During peace negotiations between Palestinian Authority President Mahmoud Abbas and successive Israeli governments led by Ehud Olmert and the current prime minister, Benjamin Netanyahu, the Israelis have repeatedly told Palestinian and American interlocutors that the Ma’ale/Mishor Adumim (E-1) region would be absorbed into Israel as part of a final border agreement with the PA.
Israeli governments have openly supported SodaStream’s economic agenda by funneling millions of shekels in subsidies to the fast-growing company, whose stock is traded on NASDAQ.
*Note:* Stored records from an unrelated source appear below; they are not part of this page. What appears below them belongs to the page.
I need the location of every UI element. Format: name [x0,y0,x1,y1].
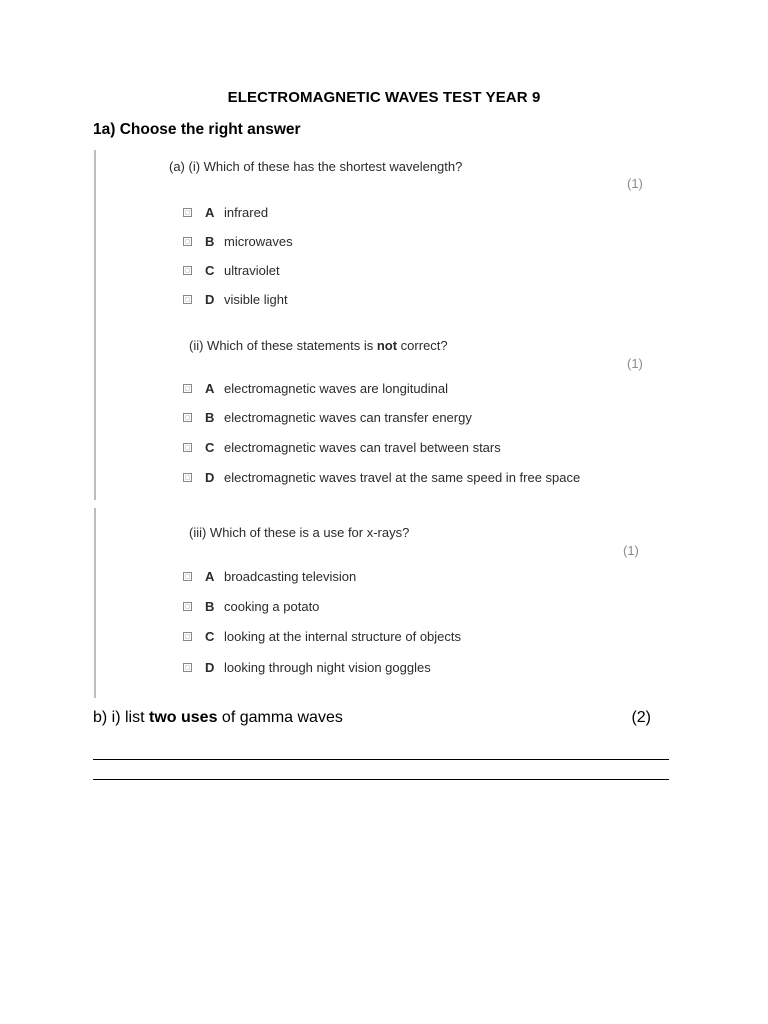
option-letter: A [205,381,215,396]
page-title: ELECTROMAGNETIC WAVES TEST YEAR 9 [227,89,541,106]
checkbox[interactable] [183,632,192,641]
option-text: looking through night vision goggles [224,660,431,675]
option-a-i-a[interactable] [183,205,268,220]
question-b-i-bold: two uses [149,709,218,726]
scan-edge [94,508,96,698]
checkbox[interactable] [183,443,192,452]
option-text: cooking a potato [224,599,320,614]
question-b-i-pre: b) i) list [93,709,149,726]
option-letter: C [205,629,215,644]
checkbox[interactable] [183,237,192,246]
option-text: infrared [224,205,269,220]
option-text: microwaves [224,234,293,249]
question-a-ii-marks: (1) [627,356,643,371]
option-text: broadcasting television [224,569,357,584]
option-letter: A [205,569,215,584]
option-text: electromagnetic waves are longitudinal [224,381,449,396]
question-a-ii-label-bold: not [376,338,398,353]
answer-line-2[interactable] [93,779,669,780]
option-letter: C [205,440,215,455]
option-letter: D [205,470,215,485]
option-a-ii-c[interactable] [183,440,501,455]
question-a-ii-label [189,338,448,353]
option-text: electromagnetic waves travel at the same speed in free space [224,470,581,485]
option-a-i-b[interactable] [183,234,293,249]
answer-line-1[interactable] [93,759,669,760]
scan-edge [94,150,96,500]
option-text: looking at the internal structure of objects [224,629,462,644]
option-letter: B [205,410,215,425]
checkbox[interactable] [183,295,192,304]
question-a-iii-label: (iii) Which of these is a use for x-rays? [189,525,410,540]
option-a-i-d[interactable] [183,292,288,307]
question-b-i-marks: (2) [631,709,651,726]
checkbox[interactable] [183,413,192,422]
checkbox[interactable] [183,384,192,393]
checkbox[interactable] [183,663,192,672]
option-a-iii-b[interactable] [183,599,319,614]
option-text: ultraviolet [224,263,280,278]
scanned-question-block-2 [94,508,664,698]
checkbox[interactable] [183,602,192,611]
question-a-ii-label-pre: (ii) Which of these statements is [189,338,377,353]
question-b-i-post: of gamma waves [217,709,343,726]
option-letter: B [205,599,215,614]
question-a-i-marks: (1) [627,176,643,191]
option-a-ii-d[interactable] [183,470,580,485]
option-a-iii-a[interactable] [183,569,356,584]
option-a-ii-b[interactable] [183,410,472,425]
option-a-iii-d[interactable] [183,660,431,675]
scanned-question-block-1 [94,150,664,500]
checkbox[interactable] [183,208,192,217]
option-text: visible light [224,292,288,307]
option-letter: D [205,660,215,675]
option-letter: C [205,263,215,278]
question-a-iii-marks: (1) [623,543,639,558]
option-a-i-c[interactable] [183,263,280,278]
option-a-iii-c[interactable] [183,629,461,644]
checkbox[interactable] [183,266,192,275]
question-a-ii-label-post: correct? [397,338,448,353]
checkbox[interactable] [183,473,192,482]
option-letter: B [205,234,215,249]
question-b-i [93,709,651,727]
option-text: electromagnetic waves can transfer energy [224,410,472,425]
option-a-ii-a[interactable] [183,381,448,396]
question-a-i-label: (a) (i) Which of these has the shortest wavelength? [169,159,463,174]
section-heading-1a: 1a) Choose the right answer [93,121,301,138]
checkbox[interactable] [183,572,192,581]
option-letter: D [205,292,215,307]
option-letter: A [205,205,215,220]
option-text: electromagnetic waves can travel between stars [224,440,501,455]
SodaStream’s Palestinian employees earn between 4,500 and 6,000 shekels a month. One female Palestinian SodaStream employee, whose husband is a 10-year veteran of the Palestinian police force, told the Times of Israel that her salary is nearly three times her husband’s.
The Palestinian employees, unlike those working for the PA, receive many of the same work and insurance benefits as their Israeli counterparts. SodaStream also ensures that their Palestinian employees receive proper work permits from Israeli authorities, along with rides from their homes to the Mishor Adumim factory.
Dozens of smaller and mid-size Israeli companies employ, on a daily basis, thousands of Palestinian workers in industrial parks straddling the Green Line and in Judea and Samaria.
Pressure from the anti-Israel BDS movement, which has also targeted these companies, has actually forced some of the Israeli businesses to fire Palestinian employees during the past few months because of slowing export sales to European buyers. Many of these buyers have succumbed to the boycott threats and cut their orders.
“I think Benjamin Netanyahu has been the best friend of the Palestinians. We love him,” Ahmed (not his real name) told The Jewish Press. “He is the only Israeli prime minister that has made employment easier for us in Israel by taking down most of the checkpoints in the West Bank. Yes, we still have to get up in the middle of the night to stand on line at the checkpoint to have our work permits checked by IDF soldiers, but at least we have a chance to earn a living and put food on the table.”
Johansson, who was born to a Danish father and Jewish mother, intends to visit Israel later this year as SodaStream’s guest.